I am a huge fan of local cuisine, and cooking is my soup-er power!
I don't know what happened, but the moment I brought the onion into the kitchen, everything got rejuvenated, and everything started feeling fresh! Guess this really is a spring onion.
I like fried chickpeas, but I shouldn't eat them. Every time I do I falafel.
If you speak Hebrew and life gives you lemons...
You're an acidic Jew.
What did man say to the guacamole?
Avocado crush on you.
You might be startled to see a hamburger working out in your local gym. Don’t worry, they’re just there because they want better buns.
One strawberry said to the other, “Were it not that you were so sweet, you wouldn’t have ended up in this jam.”
Q: What’s red and goes up and down, up and down?
A: A cherry in a lift.
What rhymes with orange?
No, it doesn’t.
Onions have had a long process in the evolutionary chain. They have evolved into today's onions from onionderthals.
What group of cheese has been known to fly? Curds of prey!
National Herbs and Spices Day is celebrated annually on June 10.
The old and wise onion had once told me that life is similar to onions. Whenever we peel off our protective layers, we end up crying.
What did the salt say when the phosphate asked to bond with it?
"NaCl ater."
What did the Egg say to the boiling water? It's going to take awhile to get me hard I just got layed by some chick!
Why did the cherry go to the good drinks factory? It was cordially invited.
I tried to make my own condiments but, the recipes change so fast, it's hard to ketchup.
Why are some cake jokes not as good as the others?
They tend to grow mold.
What do you do with epileptic lettuce? You make a seizure salad!
What do you call a talkative drink? Chai Tea.
What do you get when you cross a chicken and a cow? Roost beef!
The oranges hadn’t been peeling well for a week when they finally decided to seek medical attention.
Did you hear about the cheese lover who took his girlfriend for granted?
How dairy.
Q: What’s a donut’s favorite drink?
A: Hole-y water!
The police have been interrogating the walnut for several mi-nuts now. It’s a tough nut to crack!

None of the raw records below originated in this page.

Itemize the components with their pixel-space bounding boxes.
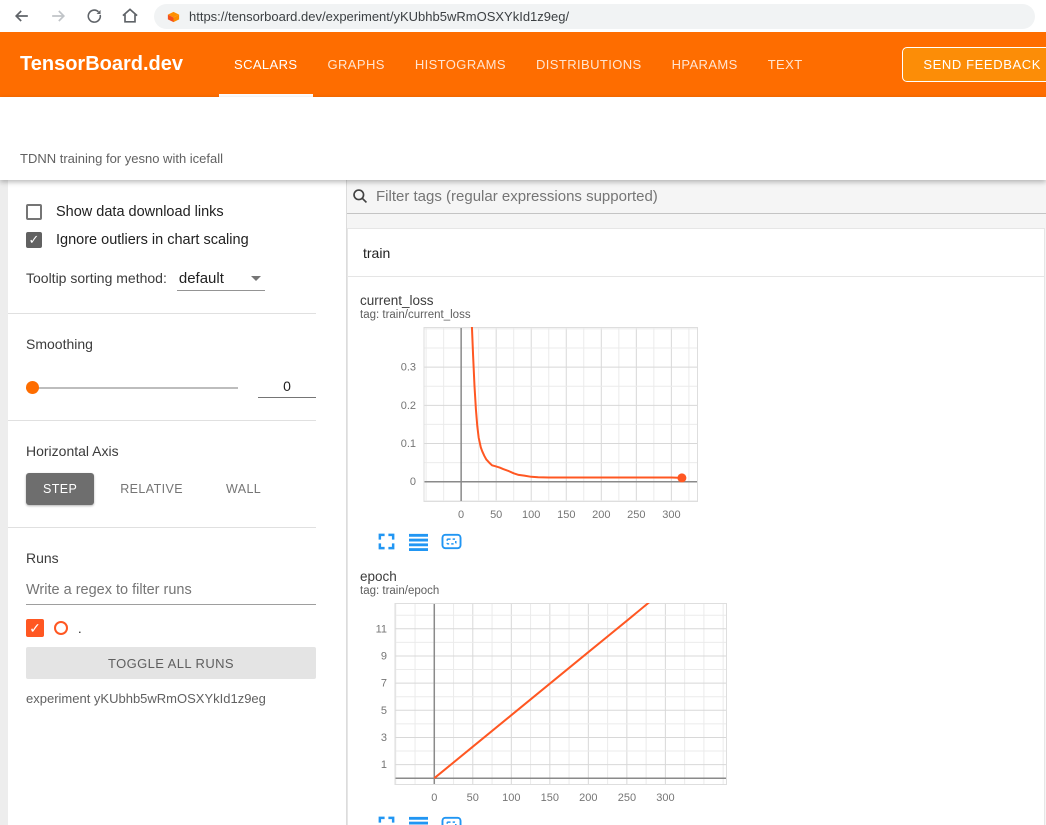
tab-distributions[interactable]: DISTRIBUTIONS <box>521 32 657 97</box>
chart-title: current_loss <box>360 293 703 308</box>
chart-grid: current_loss tag: train/current_loss 050… <box>348 277 1044 825</box>
smoothing-slider[interactable] <box>26 387 238 389</box>
experiment-id-label: experiment yKUbhb5wRmOSXYkId1z9eg <box>26 691 316 706</box>
url-bar[interactable]: https://tensorboard.dev/experiment/yKUbh… <box>154 4 1035 29</box>
svg-text:0.2: 0.2 <box>401 400 416 412</box>
run-color-swatch <box>54 621 68 635</box>
chevron-down-icon <box>251 276 261 281</box>
svg-text:0: 0 <box>458 509 464 521</box>
axis-relative-button[interactable]: RELATIVE <box>103 473 200 505</box>
svg-text:1: 1 <box>381 759 387 771</box>
svg-text:250: 250 <box>618 792 636 804</box>
main-panel: train current_loss tag: train/current_lo… <box>347 180 1046 825</box>
svg-text:300: 300 <box>662 509 680 521</box>
line-chart[interactable]: 0 50 100 150 200 250 300 1 3 5 7 9 11 <box>360 603 703 807</box>
tooltip-sorting-select[interactable]: default <box>177 270 265 291</box>
tab-text[interactable]: TEXT <box>753 32 818 97</box>
chart-card-current-loss: current_loss tag: train/current_loss 0 50… <box>360 281 703 557</box>
svg-text:200: 200 <box>592 509 610 521</box>
chart-title: epoch <box>360 569 703 584</box>
train-section-header[interactable]: train <box>348 229 1044 277</box>
slider-thumb[interactable] <box>26 381 39 394</box>
svg-text:250: 250 <box>627 509 645 521</box>
smoothing-label: Smoothing <box>26 314 316 352</box>
tab-hparams[interactable]: HPARAMS <box>657 32 753 97</box>
chart-tag: tag: train/epoch <box>360 585 703 597</box>
runs-filter-input[interactable] <box>26 578 316 605</box>
expand-chart-icon[interactable] <box>377 532 396 551</box>
horizontal-axis-label: Horizontal Axis <box>26 421 316 459</box>
brand-title: TensorBoard.dev <box>20 53 183 76</box>
tab-graphs[interactable]: GRAPHS <box>313 32 400 97</box>
back-icon[interactable] <box>10 4 34 28</box>
axis-step-button[interactable]: STEP <box>26 473 94 505</box>
forward-icon[interactable] <box>46 4 70 28</box>
svg-text:300: 300 <box>656 792 674 804</box>
toggle-all-runs-button[interactable]: TOGGLE ALL RUNS <box>26 647 316 679</box>
fit-domain-icon[interactable] <box>441 532 462 551</box>
fit-domain-icon[interactable] <box>441 815 462 825</box>
data-table-icon[interactable] <box>409 532 428 551</box>
svg-text:200: 200 <box>579 792 597 804</box>
experiment-description: TDNN training for yesno with icefall <box>20 151 223 166</box>
svg-text:7: 7 <box>381 678 387 690</box>
axis-wall-button[interactable]: WALL <box>209 473 278 505</box>
svg-text:0.1: 0.1 <box>401 438 416 450</box>
svg-text:50: 50 <box>490 509 502 521</box>
train-section-card: train current_loss tag: train/current_lo… <box>347 228 1045 825</box>
run-row: ✓ . <box>26 619 316 637</box>
svg-text:100: 100 <box>522 509 540 521</box>
data-table-icon[interactable] <box>409 815 428 825</box>
tensorboard-favicon <box>166 9 181 24</box>
svg-text:3: 3 <box>381 732 387 744</box>
home-icon[interactable] <box>118 4 142 28</box>
settings-sidebar: Show data download links ✓ Ignore outlie… <box>0 180 347 825</box>
svg-text:0.3: 0.3 <box>401 362 416 374</box>
ignore-outliers-checkbox[interactable]: ✓ Ignore outliers in chart scaling <box>26 232 316 248</box>
url-text: https://tensorboard.dev/experiment/yKUbh… <box>189 9 569 24</box>
search-icon <box>352 188 369 205</box>
smoothing-value[interactable]: 0 <box>258 378 316 398</box>
show-download-links-checkbox[interactable]: Show data download links <box>26 204 316 220</box>
send-feedback-button[interactable]: SEND FEEDBACK <box>902 47 1046 82</box>
svg-text:150: 150 <box>541 792 559 804</box>
svg-text:5: 5 <box>381 705 387 717</box>
tag-filter-row <box>347 180 1046 214</box>
svg-text:100: 100 <box>502 792 520 804</box>
experiment-subheader: TDNN training for yesno with icefall <box>0 97 1046 180</box>
runs-label: Runs <box>26 528 316 566</box>
svg-text:50: 50 <box>467 792 479 804</box>
svg-text:150: 150 <box>557 509 575 521</box>
expand-chart-icon[interactable] <box>377 815 396 825</box>
chart-card-epoch: epoch tag: train/epoch 0 50 100 150 200 250 30… <box>360 557 703 825</box>
checkbox-checked-icon[interactable]: ✓ <box>26 232 42 248</box>
svg-text:0: 0 <box>410 476 416 488</box>
svg-text:11: 11 <box>376 623 387 635</box>
svg-text:0: 0 <box>431 792 437 804</box>
app-header: TensorBoard.dev SCALARS GRAPHS HISTOGRAM… <box>0 32 1046 97</box>
tag-filter-input[interactable] <box>376 188 1046 205</box>
chart-tag: tag: train/current_loss <box>360 309 703 321</box>
tab-bar: SCALARS GRAPHS HISTOGRAMS DISTRIBUTIONS … <box>219 32 818 97</box>
tooltip-sorting-label: Tooltip sorting method: <box>26 270 167 286</box>
reload-icon[interactable] <box>82 4 106 28</box>
svg-text:9: 9 <box>381 651 387 663</box>
browser-toolbar: https://tensorboard.dev/experiment/yKUbh… <box>0 0 1046 32</box>
tab-histograms[interactable]: HISTOGRAMS <box>400 32 521 97</box>
run-name: . <box>78 621 82 636</box>
line-chart[interactable]: 0 50 100 150 200 250 300 0 0.1 0.2 0.3 <box>360 327 703 524</box>
run-checkbox-checked-icon[interactable]: ✓ <box>26 619 44 637</box>
tab-scalars[interactable]: SCALARS <box>219 32 313 97</box>
checkbox-unchecked-icon[interactable] <box>26 204 42 220</box>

The apple says to the pineapple “What? Go out with you tonight? It will not happen in a million years!” Since then, we have a crushed pineapple.

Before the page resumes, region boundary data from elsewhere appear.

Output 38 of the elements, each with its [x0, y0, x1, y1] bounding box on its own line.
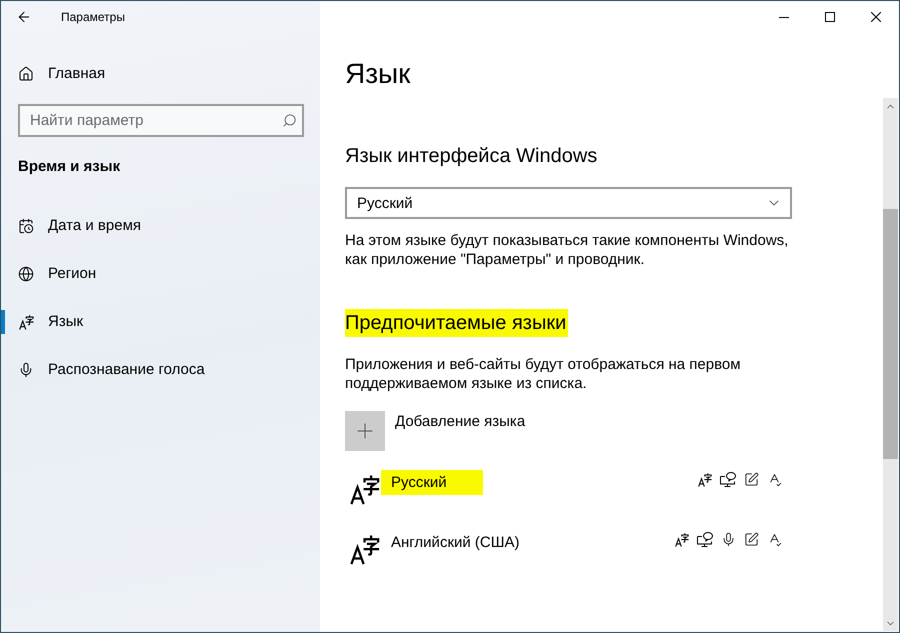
microphone-icon: [18, 362, 34, 378]
add-language-button[interactable]: Добавление языка: [345, 411, 526, 451]
monitor-speech-bubble-icon: [697, 532, 713, 547]
language-dropdown[interactable]: Русский: [345, 187, 792, 219]
search-icon[interactable]: [282, 113, 297, 128]
sidebar-item[interactable]: Регион: [1, 250, 320, 298]
sidebar-item[interactable]: Дата и время: [1, 202, 320, 250]
language-icon: [675, 532, 689, 546]
description-text: На этом языке будут показываться такие компоненты Windows, как приложение "Параметры" и проводник.: [345, 231, 790, 269]
monitor-speech-bubble-icon: [720, 472, 736, 487]
calendar-clock-icon: [18, 218, 34, 234]
home-icon: [18, 66, 34, 82]
microphone-icon: [721, 532, 736, 547]
language-icon: [350, 475, 380, 505]
window-title: Параметры: [61, 9, 125, 25]
maximize-icon: [825, 12, 835, 22]
scrollbar-thumb[interactable]: [883, 209, 898, 459]
page-title: Язык: [345, 57, 412, 91]
language-name: Русский: [381, 470, 483, 495]
pen-icon: [744, 472, 759, 487]
pen-icon: [744, 532, 759, 547]
sidebar-item[interactable]: Язык: [1, 298, 320, 346]
close-icon: [871, 12, 881, 22]
language-icon: [350, 535, 380, 565]
language-icon: [18, 314, 34, 330]
description-text: Приложения и веб-сайты будут отображаться на первом поддерживаемом языке из списка.: [345, 355, 742, 393]
section-heading: Предпочитаемые языки: [345, 309, 568, 337]
section-title: Время и язык: [18, 157, 122, 177]
sidebar-item[interactable]: Распознавание голоса: [1, 346, 320, 394]
plus-icon: [345, 411, 385, 451]
search-field[interactable]: Найти параметр: [18, 104, 304, 137]
scrollbar-track[interactable]: [883, 98, 898, 631]
language-name: Английский (США): [391, 533, 520, 552]
language-icon: [698, 472, 712, 486]
section-heading: Язык интерфейса Windows: [345, 144, 598, 169]
globe-icon: [18, 266, 34, 282]
minimize-icon: [779, 16, 789, 18]
home-link[interactable]: Главная: [1, 50, 320, 98]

My pet cow thinks she produces almond milk. She must be nuts.
You say "easy peasy lemon squeezy"
... but I prefer "depressed stressed lemon zest."
What kind of cheese protects a castle?
Moat-zarella.
Someone asked me recently why I don't put any ketchup or mustard on my hotdog
And I told them it's because I just wanna relish it.
Why didn’t the peach do well on its ACT? Because when it comes to education, it only gets a little STEM.
How do you know when a cheese is full of himself?
Whatever you say, he’ll say he is feta.
What was the watermelon’s naughty pick-up line?
“Want to see my melons?”
Why didn’t the pineapple fit in with the other fruit? Because it’s rough around the edges.
Why did the pig become an actress? Because she was a real ham!
Do you know why a pineapple can be a good observer? Because it has a lot of eyes around its body.
Knock, knock.
Who’s there?
Butter.
Butter who?
I butter nut tell you.
Whenever the peach father gets mad at his son, he just screams loudly: “You are the son of a peach!”
Why did the lemon fail its driving test?
Because it kept peeling out
Why are oranges the smartest fruit?
Because they are made to concentrate.
There's no need to cherry your feelings, I know you love me really.
What do you call the greatest cheese to every live on the earth? Legen-dairy!
Did you hear about the love affair between sugar and cream? It was icing on the cake.
How do you say “four avocados” in Spanish?
Um, avo-cuatro?
The young lady had to throw her toaster in the trash. She was diagnosed as black-toast intolerant.
Who answers the door at the nut house?
The peanut buttler.
Why don't the Maple Leafs drink tea? Because the Canadiens and Red Wings have all the cups.
You make me hap-pea, we're like two peas in a pod.
The guilty conscience of stealing and consuming a whole peach is getting to me. I feel like there's a pit in my gut.